You want a simpler life? Let's talk about the spiritual practice of simplicity. But first take time to process your thoughts:
- Is your inner guilt-monger already harping on you about your crowded schedule and hyper-material lifestyle?
- Is your inner coach already finding a solution—if you could just downsize or move to Amish country or stop buying retail—for peace to come?
Neither of these approaches will work. Applying a life-changing practice like simplicity doesn't happen quickly—it's more of a slow shift. And it always begins from the inside-out.
Without that inner processing, everything—including this article—becomes more clutter in your life. But imagine if you spent a few minutes each day for two months listening to what God wants to say to you about simplicity?
In his book The Blue Parakeet, author Scot McKnight describes the word listening in Scripture as having three levels: attention, absorption, and action. Using that model, let's listen—to Scripture, tradition, and the voice of the Holy Spirit—so that we might experience that slow shift in our beliefs about the simple life.
Here we'll take it by weeks. But for more daily assistance and simplicity prompts, check out our daily offering here.
Weeks 1-2: Attention
Two goals set the attention stage: listen to your own life and listen to what the Bible says about possessions. You may want to journal as you process. The goal of these two weeks is to formulate answers to two questions. This may sound elementary, but we need to think hard to find answers to spiritual questions. So here we go!
Q1: What do I currently believe about simplicity?
Here are some helpful prompts:
- The aspects of my life that feel "cluttered" or "complicated" are …
- Simplicity sounds like a great idea, but …
- A description of a person who would practice simplicity is …
For example, simplicity gives me conflicting thoughts. One side of me knows simplicity spawns a peaceful heart that's available to love people in the moment. Another part of me thinks that having so much "open" time will be boring and I'll miss out on other ways to use my gifts. Simplicity isn't that easy!
Q2: What does God teach about simplicity?
Contributing writers in this issue cite several Scriptures as to what God teaches about simplicity.
As you read these Scriptures, what is God saying to you about simplicity? Keep your answers handy for next week.
Weeks 3-4: Absorption
McKnight describes this level of listening as "a heart fully absorbed in what God is saying." Here are some of my favorite ways to absorb God's truth:
- Memorize one of the Scriptures above and repeat it to yourself throughout your day.
- Write the Scriptures into a prayer to God.
- Daily journal your thoughts on one Scripture from above. Repeat the practice—with the same verses—the next week. Repetition is a powerful tool when trying to challenge deep-seated beliefs.
Weeks 5-6: Action
The heart of the Christian life is transformation. Your temptation may be to rush straight to action without any real heart change. This action will be short-lived and shallow as you return to habitual practices. But we've spent a full month reflecting on what we think about and what God teaches about simplicity. Now comes the crucial step:
What will you do about it?
If you've reflected on the Scriptures, I'd wager that you've already changed. Once we attend deeply to God's words, we can't help but see life differently. But this action step takes it even further. Use these journaling prompts as you listen to what God's teaching you about simplicity:
- To cultivate a simple and peaceful heart, I will …
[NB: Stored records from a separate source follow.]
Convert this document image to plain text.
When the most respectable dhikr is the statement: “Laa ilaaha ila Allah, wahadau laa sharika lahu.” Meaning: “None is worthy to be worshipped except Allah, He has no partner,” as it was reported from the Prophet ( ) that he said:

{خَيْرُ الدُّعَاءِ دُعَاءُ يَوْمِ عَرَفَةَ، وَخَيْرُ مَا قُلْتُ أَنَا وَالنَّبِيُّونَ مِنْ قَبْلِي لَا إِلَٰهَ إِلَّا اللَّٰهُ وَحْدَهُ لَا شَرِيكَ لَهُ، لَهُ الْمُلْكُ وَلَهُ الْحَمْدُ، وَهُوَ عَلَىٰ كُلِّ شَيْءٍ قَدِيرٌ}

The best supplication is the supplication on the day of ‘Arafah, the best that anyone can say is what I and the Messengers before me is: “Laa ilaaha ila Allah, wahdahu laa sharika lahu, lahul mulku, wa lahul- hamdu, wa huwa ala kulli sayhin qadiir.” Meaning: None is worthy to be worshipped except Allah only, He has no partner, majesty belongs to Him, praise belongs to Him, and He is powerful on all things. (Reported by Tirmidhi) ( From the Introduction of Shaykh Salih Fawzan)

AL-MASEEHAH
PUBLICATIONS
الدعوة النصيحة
- To create space to better love those around me, I will …
Pick action steps that are specific and measureable.
A vague action step: To cultivate a simple and peaceful heart, I will be less anxious about money.
A specific action step: To cultivate a simple and peaceful heart, I will pray a memorized verse every time I feel myself getting anxious about money. I will tell a supportive friend about my struggle and ask her to pray with me. I will report back to her in one month about how it's going.
Meditating on Scripture is never wasted time. Embrace what God is saying to you about your personal need for simplicity—and welcome the transformation!